Etc, etc, etc. Enquanto eu ouvia a história um pouco incoerente do ancião de Alturas do Barroso o Rui preocupava-se em encontrar alguém que nos arranjasse de comer.
E não é que encontrou? Eu, fiel aos meus princípios, num primeiro momento repudiei a própria ideia de comer algo que não fosse uma sande rançosa que transportasse comigo há pelo menos dois dias, mas os senhores foram tão simpáticos que ... bem, não os quis desiludir ... é isso.
Ainda revoltado por não ter dito que não a uma bela refeição barrosã regada com um tinto da zona (hehehe) planava junto às searas que bordejavam a albufeira dos Pisões, a transbordar.
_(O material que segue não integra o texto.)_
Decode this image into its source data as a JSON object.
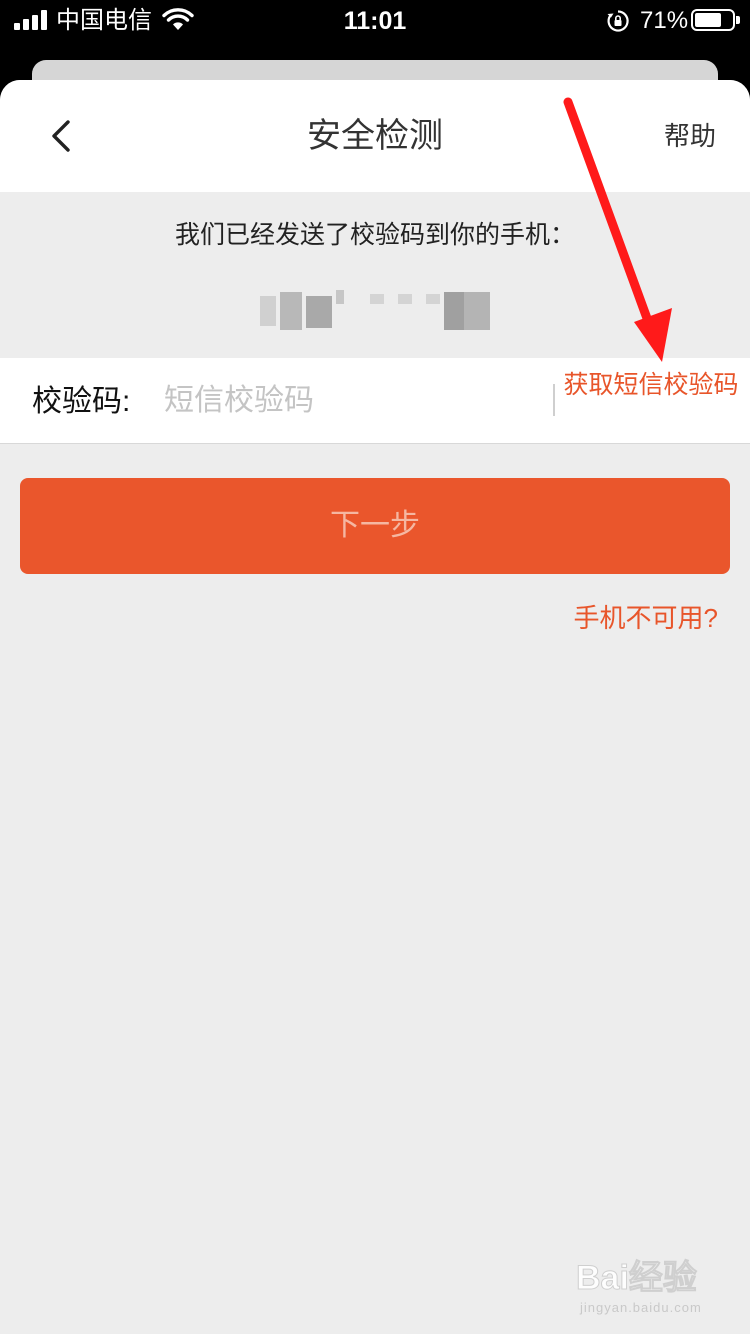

Na verdade transbordavamos os três, eu o Rui e a barragem.
A giesta amarela, o arbusto mais bem sucedido pelas paragens do Dragão. Na subida para o Leiranco, o obstáculo entreposto entre o Barroso e a cidade de Chaves, a giesta saturava o ar com o seu perfume agridoce.
Finalmente o Leiranco vencido, Chaves à vista. Enquanto eu me deitei a descansar e a ouvir uns passarinhos invisíveis lá em cima na atmosfera, o Rui estava irrequieto, andando de um lado para o outro. Na verdade o silêncio no topo do Leiranco era um pouco fora do normal, estava um ambiente soturno ...
... trevas aproximavam-se de Sudoeste, sentia-se a electricidade no ar ...
... corria uma brisa fraca, abafada. Tudo isto deve ter transtornado o Rui a propôr uma alternativa ao caminho que ambos sabíamos ser o único. Meteu-nos num "no-track" enlameado e escorregadio e fez-me molhar os pés. Por fim atingimos o nosso caminho e atiramo-nos pelas maravilhosas trialeiras que descem o Leiranco. Já lá em baixo ele não me conseguiu explicar que espírito o possuiu no topo do Leiranco.
Quarto dia, alma lavada, cabeça fresca, barba crescida (considerei transportar utensílios de barbear supérfluo). A meio da vertente Oeste do Brunheiro a vista para o vale de Chaves é fantástica. Este ía ser um dos dias mais compridos da minha vida de BTT.
No planalto transmontano as searas são comuns.
O vale do Mente. Quem quer atravessar de Chaves a Bragança tem que transpôr pelo menos quatro grandes vales: Mente, Rabaçal, Tuela e Baceiro. Foi ... duro.
Caminhos como este inspiravam-nos. Autênticas delícias. Carvalhos e castanheiros. A chuva já pesava.
No Montesinho as estevas fizeram a sua aparição. Apesar de fisicamente subjugadas pelas giestas lançavam o seu aroma estival sem restrições, aumentado pela humidade da chuva.
"Many rivers to cross
But I can`t seem to find my way over
Wandering I am lost as I travel along
The white cliffs of Dover
Many rivers to cross and it`s only my will
That keeps me alive
I`ve been licked, washed up for years and
I merely survive because of my pride."
Jimmy Cliff
Planalto de Mofreita, Montesinho. Searas e papoilas. Custa a crer que ciclamos em plano a quase 1000 metros de altitude.
Mais um símbolo de religiosidade. "Valha-nos Santa Ingrácia de Mofreita."
Santa rusticamente esculpida em granito, aldeia de Zeive. O seu sorriso zombeteiro parecia dizer: "Com que então pensavas que chegar até aqui era fácil, hem?". Para cúmulo ainda fui perseguido por um cão durante quilómetros, aparecendo atrás de mim de vez em quando. Algo ou alguém não me queria por aquelas paragens.
Os últimos 20 km dos 118 km da etapa foram feitos debaixo de chuva entre soutos. O cansaço era imenso mas o ar fresco e perfumado e a luz suave apaziguavam-me o espírito e continuava a pedalar como se isso fosse a coisa mais natural do mundo.
O aspecto da Titânia Carina no fim da viagem condizia com o meu estado físico: SUPER-EMPENADO.
Adeus Dragão, já estou com saudades, até à próxima.